El Palacio de Nava será uno de los grandes protagonistas de esta edición de Las Noches del Patrimonio, al abrirse de manera excepcional tras años cerrado al público por obras y actuaciones de conservación (actualmente en curso). Este inmueble, situado en la esquina norte de la plaza del Adelantado, es una de las piezas arquitectónicas más complejas y representativas de la ciudad histórica cuya fachada, resultado de una evolución que abarca varios siglos, combina elementos manieristas, barrocos y neoclásicos en una composición de gran riqueza formal.

La visita guiada permitirá acceder al interior hasta la escalera monumental, un espacio de enorme valor simbólico y arquitectónico que articulaba el acceso a la planta noble. Antes de llegar a ella, el recorrido transitará por el zaguán y la zona inmediata, donde la penumbra, la piedra volcánica y las carpinterías históricas conservan la atmósfera original de la casa señorial.

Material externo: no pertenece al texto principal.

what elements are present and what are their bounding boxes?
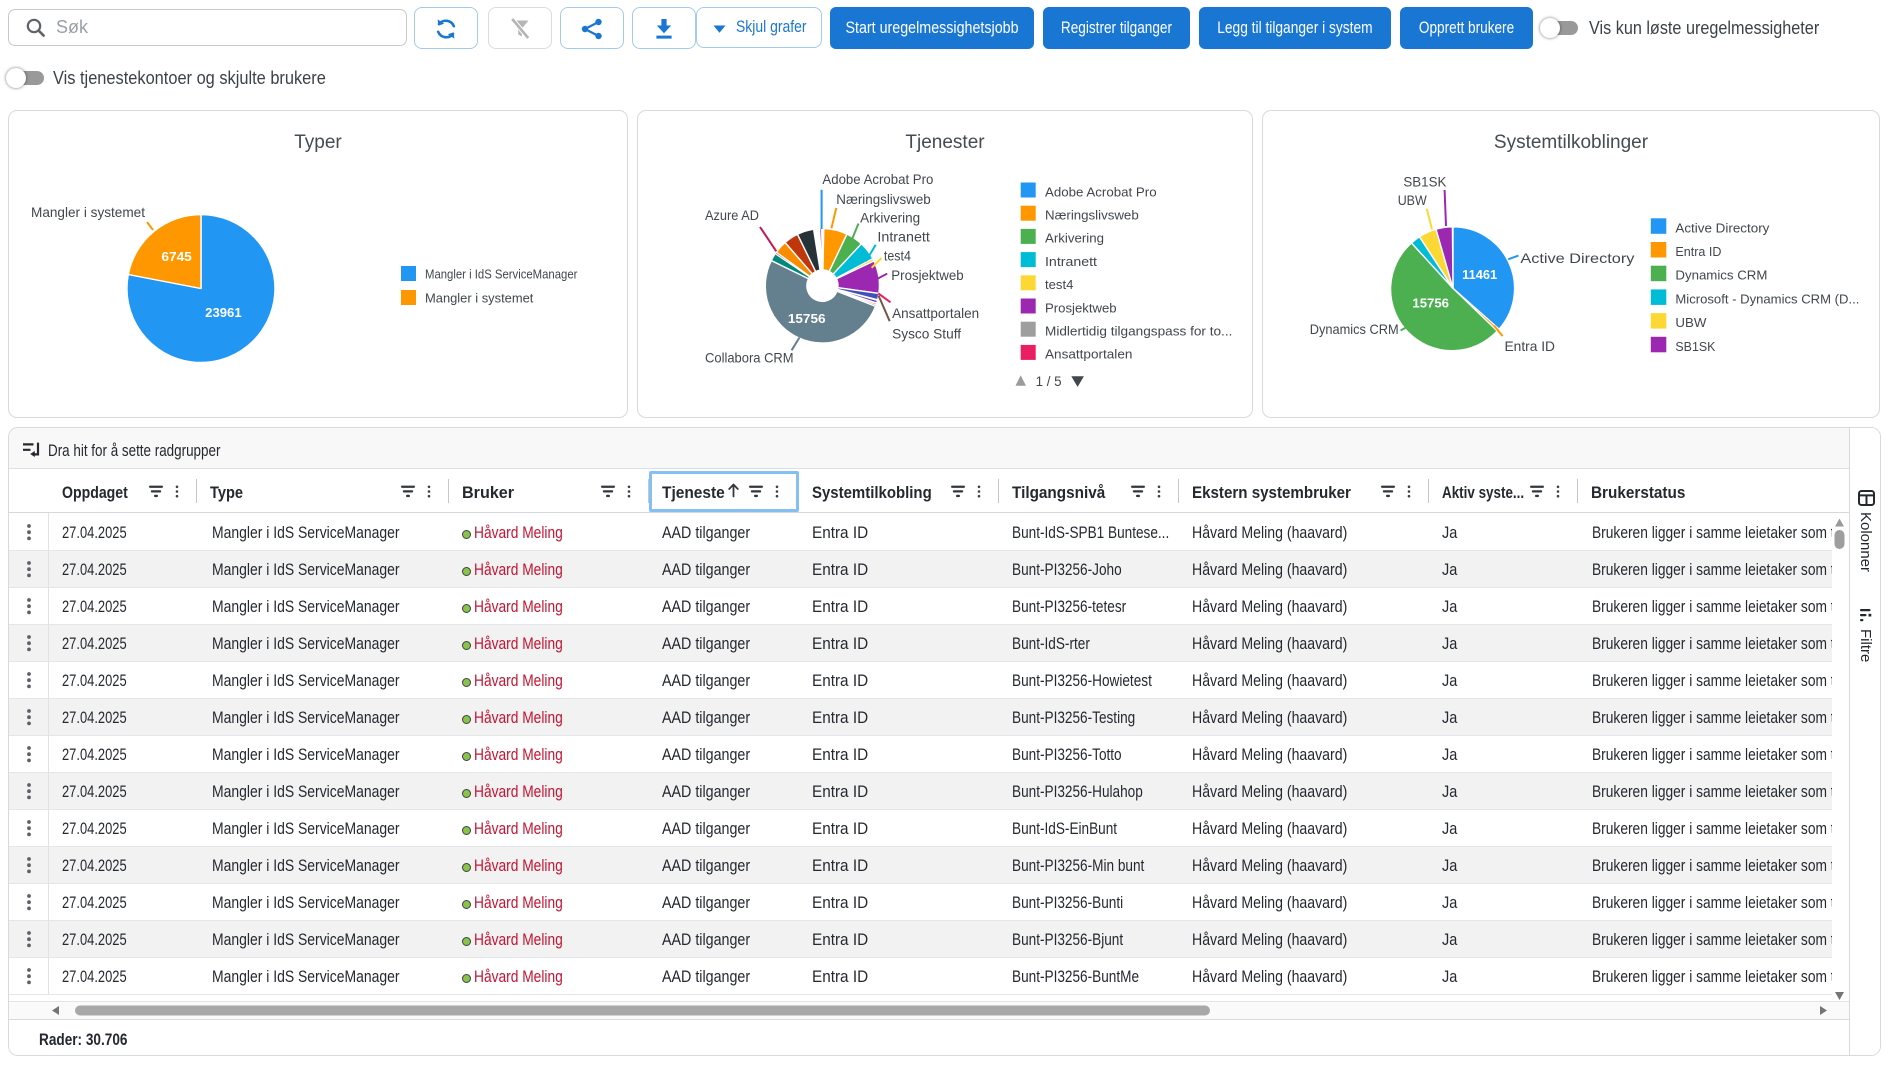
svg-text:Dynamics CRM: Dynamics CRM <box>1310 321 1399 337</box>
svg-text:Dynamics CRM: Dynamics CRM <box>1675 268 1767 283</box>
svg-text:Arkivering: Arkivering <box>1045 231 1104 246</box>
svg-text:Active Directory: Active Directory <box>1675 220 1770 235</box>
svg-text:11461: 11461 <box>1462 268 1497 282</box>
svg-text:Mangler i IdS ServiceManager: Mangler i IdS ServiceManager <box>425 267 578 282</box>
svg-text:Adobe Acrobat Pro: Adobe Acrobat Pro <box>822 171 933 187</box>
svg-text:Midlertidig tilgangspass for t: Midlertidig tilgangspass for to... <box>1045 324 1232 339</box>
svg-text:Microsoft - Dynamics CRM (D...: Microsoft - Dynamics CRM (D... <box>1675 291 1859 306</box>
svg-text:Intranett: Intranett <box>877 229 930 245</box>
svg-text:Arkivering: Arkivering <box>860 210 920 226</box>
svg-text:test4: test4 <box>1045 277 1073 292</box>
svg-text:Mangler i systemet: Mangler i systemet <box>425 291 534 306</box>
svg-text:Ansattportalen: Ansattportalen <box>892 305 979 321</box>
svg-text:SB1SK: SB1SK <box>1403 173 1447 189</box>
svg-text:Næringslivsweb: Næringslivsweb <box>1045 208 1139 223</box>
svg-text:SB1SK: SB1SK <box>1675 339 1715 354</box>
svg-text:Collabora CRM: Collabora CRM <box>705 349 794 365</box>
svg-text:Intranett: Intranett <box>1045 254 1097 269</box>
svg-text:test4: test4 <box>884 247 911 263</box>
svg-text:Adobe Acrobat Pro: Adobe Acrobat Pro <box>1045 184 1157 199</box>
svg-text:Sysco Stuff: Sysco Stuff <box>892 326 961 342</box>
svg-text:1 / 5: 1 / 5 <box>1036 373 1062 389</box>
svg-text:15756: 15756 <box>788 312 826 326</box>
svg-text:Entra ID: Entra ID <box>1675 244 1721 259</box>
svg-text:UBW: UBW <box>1675 315 1707 330</box>
svg-text:Prosjektweb: Prosjektweb <box>891 267 963 283</box>
svg-text:6745: 6745 <box>161 250 191 264</box>
svg-text:Active Directory: Active Directory <box>1520 250 1634 266</box>
svg-text:Næringslivsweb: Næringslivsweb <box>836 191 931 207</box>
svg-text:Entra ID: Entra ID <box>1505 338 1556 354</box>
svg-text:Mangler i systemet: Mangler i systemet <box>31 204 145 220</box>
svg-text:23961: 23961 <box>205 306 242 320</box>
svg-text:Ansattportalen: Ansattportalen <box>1045 347 1132 362</box>
svg-text:UBW: UBW <box>1398 192 1428 208</box>
svg-text:Prosjektweb: Prosjektweb <box>1045 300 1117 315</box>
svg-text:15756: 15756 <box>1412 296 1449 310</box>
svg-text:Azure AD: Azure AD <box>705 207 759 223</box>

A través de la rejería interior podrá apreciarse la galería baja y parte del patio, sin acceder a ellos, lo que permitirá comprender la estructura doméstica tradicional sin comprometer la conservación del inmueble. La escalera, de traza amplia y solemne, es uno de los elementos más reconocibles del palacio y una muestra de la adaptación insular de los modelos de prestigio de la arquitectura aristocrática.

La portada del Corregidor, por su parte, constituye uno de los accesos históricos más emblemáticos de la arquitectura civil lagunera y un testimonio directo del poder administrativo que ejercieron los corregidores en la ciudad. Su composición en cantería volcánica, la simetría del conjunto y el repertorio decorativo del soportal, donde se conservan el escudo real y otros emblemas heráldicos vinculados a la administración local, revelan la importancia institucional del edificio y su papel como umbral de la autoridad municipal.